We’ve collected key insights you should read about both teams’ surprise rise through soccer’s key global tournament.
- The federations behind Nigeria, South Africa, and Jamaica shouldn’t be taking credit for their success. Journalist Nick Miller points out that all three teams’ journey to FIFA was riddled with disputes, and in Jamaica, funding was so low that they had to crowdsource some of the money required to make it to host countries Australia and New Zealand. “Make no mistake: Nigeria, South Africa and Jamaica are through to the last 16 of the World Cup in spite of their federations — not because of them,” Miller wrote. — The Athletic
- Jamaica’s progression to the final 16 is historic: It is the first Caribbean nation to make it to the knockout stage.

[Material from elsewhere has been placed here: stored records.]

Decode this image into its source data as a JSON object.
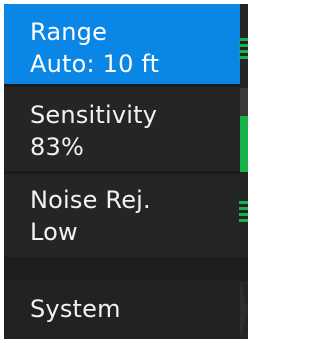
{
  "menu": {
    "range": {
      "title": "Range",
      "value": "Auto: 10 ft"
    },
    "sensitivity": {
      "title": "Sensitivity",
      "value": "83%",
      "level": 0.83
    },
    "noise_rejection": {
      "title": "Noise Rej.",
      "value": "Low"
    },
    "system": {
      "title": "System"
    }
  },
  "colors": {
    "selected": "#0a86e6",
    "indicator": "#16b24a",
    "background": "#252525"
  },
  "icons": {
    "range": "level-bars-icon",
    "sensitivity": "level-gauge-icon",
    "noise_rejection": "level-bars-icon",
    "system": "chevron-right-icon"
  }
}
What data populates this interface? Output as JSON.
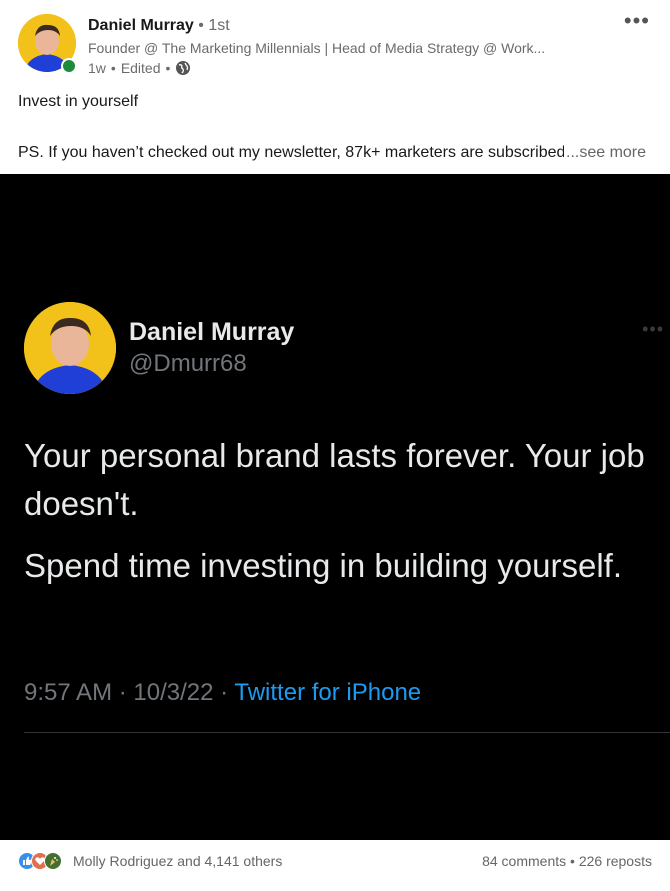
{
  "post": {
    "author_name": "Daniel Murray",
    "connection_sep": "•",
    "connection_degree": "1st",
    "headline": "Founder @ The Marketing Millennials | Head of Media Strategy @ Work...",
    "time": "1w",
    "meta_sep1": "•",
    "edited": "Edited",
    "meta_sep2": "•",
    "visibility_icon": "globe-icon",
    "more_icon": "•••",
    "text": "Invest in yourself",
    "ps_text": "PS. If you haven’t checked out my newsletter, 87k+ marketers are subscribed",
    "see_more": "...see more"
  },
  "tweet": {
    "name": "Daniel Murray",
    "handle": "@Dmurr68",
    "more_icon": "•••",
    "body_line1": "Your personal brand lasts forever. Your job doesn't.",
    "body_line2": "Spend time investing in building yourself.",
    "time": "9:57 AM",
    "sep1": "·",
    "date": "10/3/22",
    "sep2": "·",
    "source": "Twitter for iPhone"
  },
  "footer": {
    "reaction_icons": [
      "like-icon",
      "love-icon",
      "celebrate-icon"
    ],
    "reaction_text": "Molly Rodriguez and 4,141 others",
    "comments": "84 comments",
    "sep": "•",
    "reposts": "226 reposts"
  },
  "colors": {
    "online": "#1f8a3c",
    "avatar_bg": "#f2c21b",
    "tweet_link": "#1d9bf0",
    "like": "#378fe9",
    "love": "#df704d",
    "celebrate": "#44712e"
  }
}
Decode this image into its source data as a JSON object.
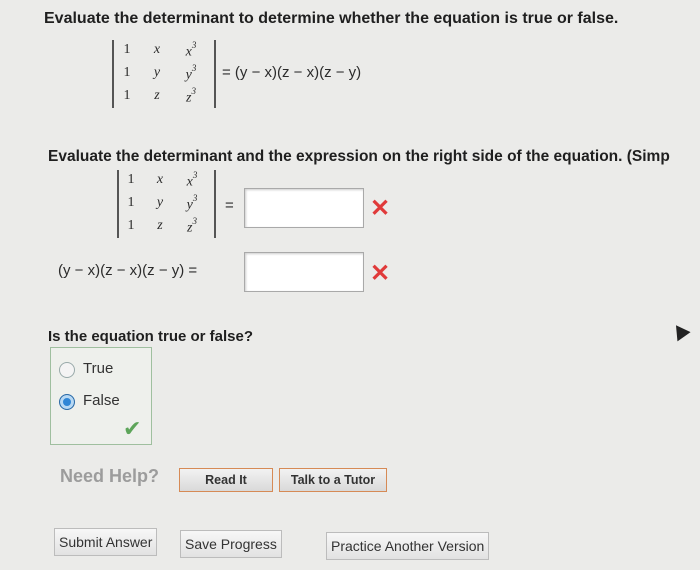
{
  "question": {
    "title": "Evaluate the determinant to determine whether the equation is true or false.",
    "matrix": [
      [
        "1",
        "x",
        "x",
        "3"
      ],
      [
        "1",
        "y",
        "y",
        "3"
      ],
      [
        "1",
        "z",
        "z",
        "3"
      ]
    ],
    "top_equation": "= (y − x)(z − x)(z − y)"
  },
  "part": {
    "instruction": "Evaluate the determinant and the expression on the right side of the equation. (Simp",
    "equals": "=",
    "expression": "(y − x)(z − x)(z − y) =",
    "determinant_value": "",
    "expression_value": "",
    "wrong_mark": "✕"
  },
  "tf": {
    "question": "Is the equation true or false?",
    "options": [
      "True",
      "False"
    ],
    "selected": "False",
    "check_mark": "✔"
  },
  "help": {
    "label": "Need Help?",
    "read_it": "Read It",
    "tutor": "Talk to a Tutor"
  },
  "actions": {
    "submit": "Submit Answer",
    "save": "Save Progress",
    "practice": "Practice Another Version"
  },
  "colors": {
    "wrong": "#e03a3a",
    "correct": "#5da55a",
    "radio_selected": "#2f86d6"
  }
}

The history-making doesn’t stop there: Jamaica’s win over Brazil marks the first time Brazil hasn’t progressed past the group stage since 1995. — Forbes
- South Africa’s showing is a major improvement over the team’s debut at their first World Cup four years ago. At that time, they lost all three of their matches. Their success in this tournament comes after the team navigated a major pay dispute with their federation. While the men’s team earn more than professionals in some European nations, the women’s team has had to fight for funding. “How many times should the national team continue to make history before the women’s game is taken seriously in our country?” Janine van Wyk, the team’s regular national captain, recently asked. — Reuters
Both South Africa and Jamaica have performed better than expected, with Jamaica advancing past powerhouse team Brazil on Wednesday.
“I feel like we’ve been hugely underestimated,” Jamaica goalkeeper Becky Spencer told reporters. “We’re resilient and we had a point to prove.”
South Africa delivered a massive 3-2 win over Italy the same day, following an own goal by Italy’s Benedetta Orsi.